A federal prosecutor Wednesday said former Trump campaign chairman Paul Manafort’s luxurious lifestyle was built on lies as the first case to emerge from special counsel Robert Mueller’s Russia investigation heads to a jury.
Manafort attorneys, meanwhile, delivered a scathing attack on the special counsel’s office, accusing Mr. Mueller’s team of “selective prosecution” and implying the case is a politically motivated effort to ensnare President Trump.
Attorneys finished their closing arguments near the end of the day. Judge T.S. Ellis III used the remaining time for jury instruction.
Jurors will likely begin deliberation Thursday morning.
At stake in the jury’s decision is the public’s perception of the Russia investigation and, possibly, Mr. Trump. Democrats are banking on the conviction of a top Trump campaign figure to encourage Mr. Mueller to keep pressing forward. If Mr. Manafort walks, Mr. Trump and his allies will quickly demand an end to the investigation.
The government has charged Mr. Manafort with 18 counts of bank and tax fraud, although the purported crimes happened before he helmed Mr. Trump’s campaign.
For nearly two hours, Mr. Andres methodically walked jurors through witness testimony, financial documents and emails from Mr. Manafort himself. Those records, he said, told a story of how Mr. Manafort lied to the IRS and hid income he earned as a political consultant in Ukraine by stashing as much $60 million in 31 overseas accounts in Cyprus and elsewhere.
That money was transferred to accounts in the U.S. so Mr. Manafort could purchase luxury cars and upscale men’s clothing, prosecutors said.
The prosecutor said Mr. Manafort’s tax returns from 2010 through 2014 were false because they didn’t list his foreign bank accounts. He highlighted an email in which Mr. Manafort referred to one of the foreign accounts as “my account.” Mr. Andres said that email was written “when no one was looking.”
“He did not know one day he would be sitting in this very courtroom,” Mr. Andres said of the email.
Manafort attorney Richard Westling took aim at the special counsel in his closing arguments. He said the banks never reported the purported fraud “until the special counsel showed up and started asking questions.” He accused the Mueller team of selectively pulling Mr. Manafort’s financial records to “concoct a narrative.”
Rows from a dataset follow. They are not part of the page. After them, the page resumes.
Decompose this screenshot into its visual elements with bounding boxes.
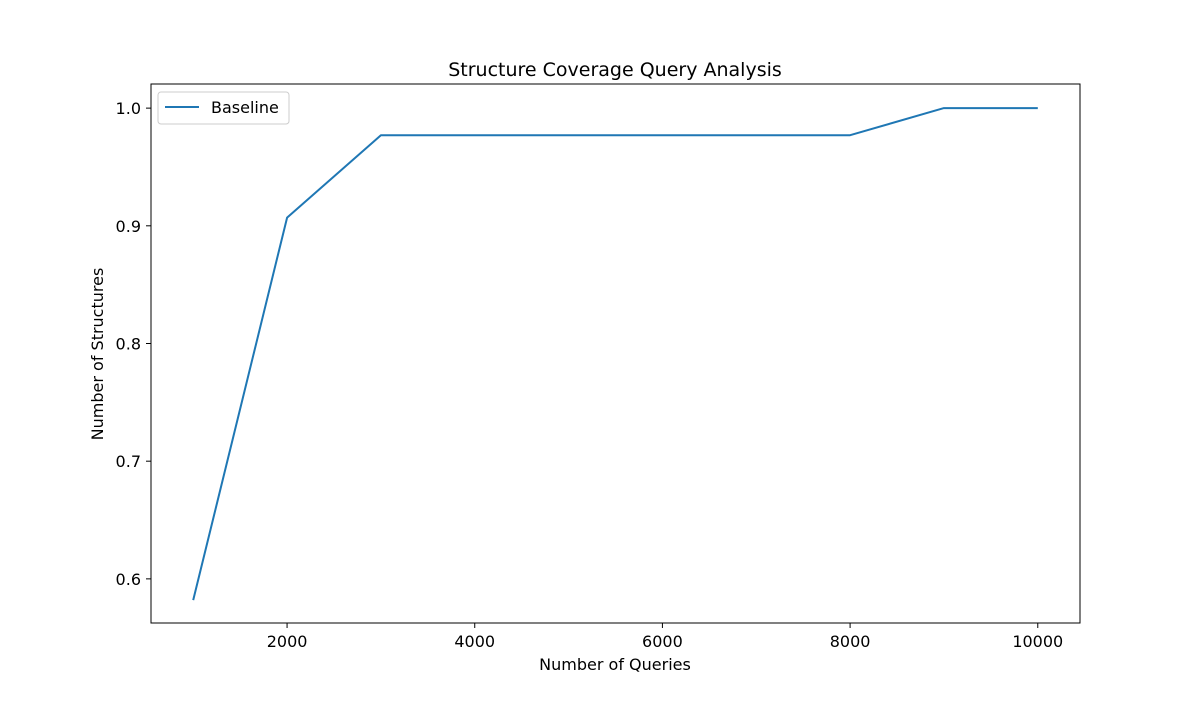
series-line-baseline	[192, 107, 1038, 601]
x-tick-label: 6000	[642, 632, 683, 651]
legend: Baseline	[157, 91, 290, 125]
series-layer	[192, 107, 1038, 601]
plot-area-frame	[150, 83, 1081, 624]
y-tick-label: 0.6	[116, 570, 141, 589]
y-axis: 0.6 0.7 0.8 0.9 1.0	[116, 99, 151, 589]
y-tick-label: 0.8	[116, 334, 141, 353]
y-tick-label: 0.7	[116, 452, 141, 471]
legend-label: Baseline	[211, 98, 279, 117]
x-axis: 2000 4000 6000 8000 10000	[267, 623, 1063, 651]
x-tick-label: 8000	[830, 632, 871, 651]
x-tick-label: 10000	[1012, 632, 1063, 651]
legend-box	[157, 91, 290, 125]
x-tick-label: 4000	[454, 632, 495, 651]
x-tick-label: 2000	[267, 632, 308, 651]
y-axis-label: Number of Structures	[88, 268, 107, 441]
y-tick-label: 1.0	[116, 99, 141, 118]
chart-title: Structure Coverage Query Analysis	[448, 59, 782, 81]
x-axis-label: Number of Queries	[539, 655, 691, 674]
y-tick-label: 0.9	[116, 217, 141, 236]
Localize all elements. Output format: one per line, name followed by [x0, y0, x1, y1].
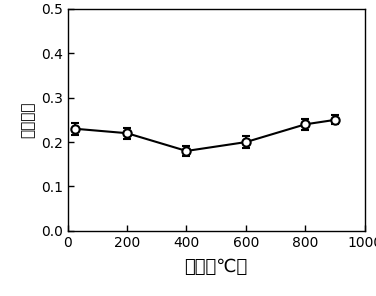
- X-axis label: 温度（℃）: 温度（℃）: [185, 258, 248, 276]
- Y-axis label: 摩擦系数: 摩擦系数: [20, 102, 35, 138]
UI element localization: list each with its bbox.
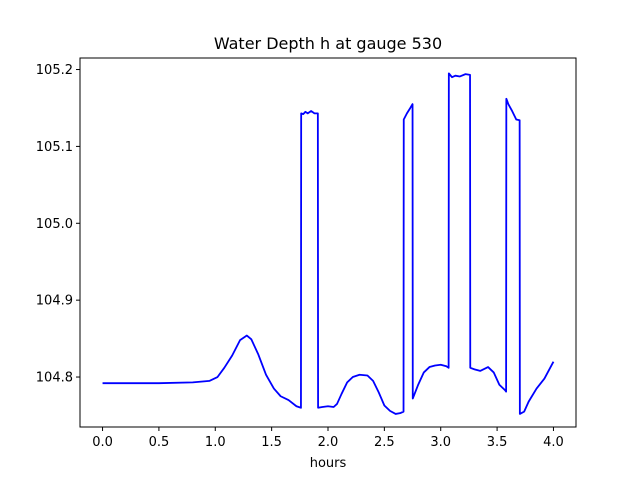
y-tick-label: 105.2: [36, 63, 73, 78]
x-axis-ticks: 0.0 0.5 1.0 1.5 2.0 2.5 3.0 3.5 4.0: [92, 427, 564, 450]
x-tick-label: 3.0: [430, 435, 451, 450]
x-tick-label: 3.5: [487, 435, 508, 450]
y-tick-label: 105.1: [36, 140, 73, 155]
plot-frame: [79, 57, 577, 428]
x-tick-label: 1.0: [205, 435, 226, 450]
y-axis-ticks: 104.8 104.9 105.0 105.1 105.2: [36, 63, 80, 386]
x-tick-label: 2.0: [318, 435, 339, 450]
x-tick-label: 4.0: [543, 435, 564, 450]
series-line-water-depth: [102, 72, 555, 415]
x-tick-label: 2.5: [374, 435, 395, 450]
x-tick-label: 1.5: [261, 435, 282, 450]
x-tick-label: 0.5: [149, 435, 170, 450]
y-tick-label: 105.0: [36, 217, 73, 232]
y-tick-label: 104.9: [36, 294, 73, 309]
x-axis-label: hours: [310, 456, 347, 471]
y-tick-label: 104.8: [36, 371, 73, 386]
chart-title: Water Depth h at gauge 530: [214, 34, 442, 53]
x-tick-label: 0.0: [92, 435, 113, 450]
He accused prosecutors of exaggerating their accusation that Mr. Manafort provided the wrong financial information to a bank. Mr. Westling painted the act as a relatively trivial mistake and said the Mueller team blew it out of proportion to make their case. People who provide inaccurate financial documents to the bank “don’t get prosecuted by Department of Justice prosecutors,” he said.
“If this were fraud, we would have courts across the country filled,” Mr. Westling said.
Attorneys for both sides spent much of their time discussing the testimony of Rick Gates, a former Manafort business associate who would also later hold prominent positions on the Trump team. Mr. Gates testified in court last week that he committed bank fraud at the direction of Mr. Manafort. But he also admitted to embezzling money from Mr. Manafort and having an extramarital affair.
Mr. Andres sought to distance himself from Mr. Gates’ testimony, noting that it is only one part of a puzzle that includes financial documents and testimony from 10 other witnesses, including Mr. Manafort’s bookkeeper and accountant.
“The star witness in this case is the documents,” he said.
Focusing on Mr. Gates’ admitted indiscretions, Mr. Andres acknowledged to jurors that Mr. Manafort “didn’t choose a Boy Scout” precisely because he sought to carry out crimes. He also pointed out that Mr. Manafort’s attorneys focused on a decades-old affair by Mr. Gates, avoiding direct questions about the role he played in the bank fraud accusations.
“And what about Gates’ admitted affair? Was it to distract you? Does it matter?” Mr. Andres asked the jury. “I’m not asking you to like him.”
But Mr. Downing said that misconduct is exactly why jurors can’t trust his testimony. He said Mr. Gates received a deal because the government “was so desperate to make the case.” Mr. Manafort trusted him, he said, by giving him signature authority over his overseas bank accounts, resulting in the theft of “a few million” from his former boss.
“To the very end, he lied to you,” Mr. Downing told jurors.
Cindy Laporta, a Manafort accountant, testified last week that she had concerns about financial documents submitted by Mr. Gates on behalf of his mentor.
She said she didn’t trust Mr. Gates but never called Mr. Manafort to express her concerns because she was afraid of offending one of her firm’s top clients. Mr. Downing emphasized her testimony during his closing argument, noting that had she alerted Mr. Manafort, they may have caught Mr. Gates’ embezzlement.
“If the accountants had picked up the phone, maybe none of us would be here right now,” Mr. Downing said.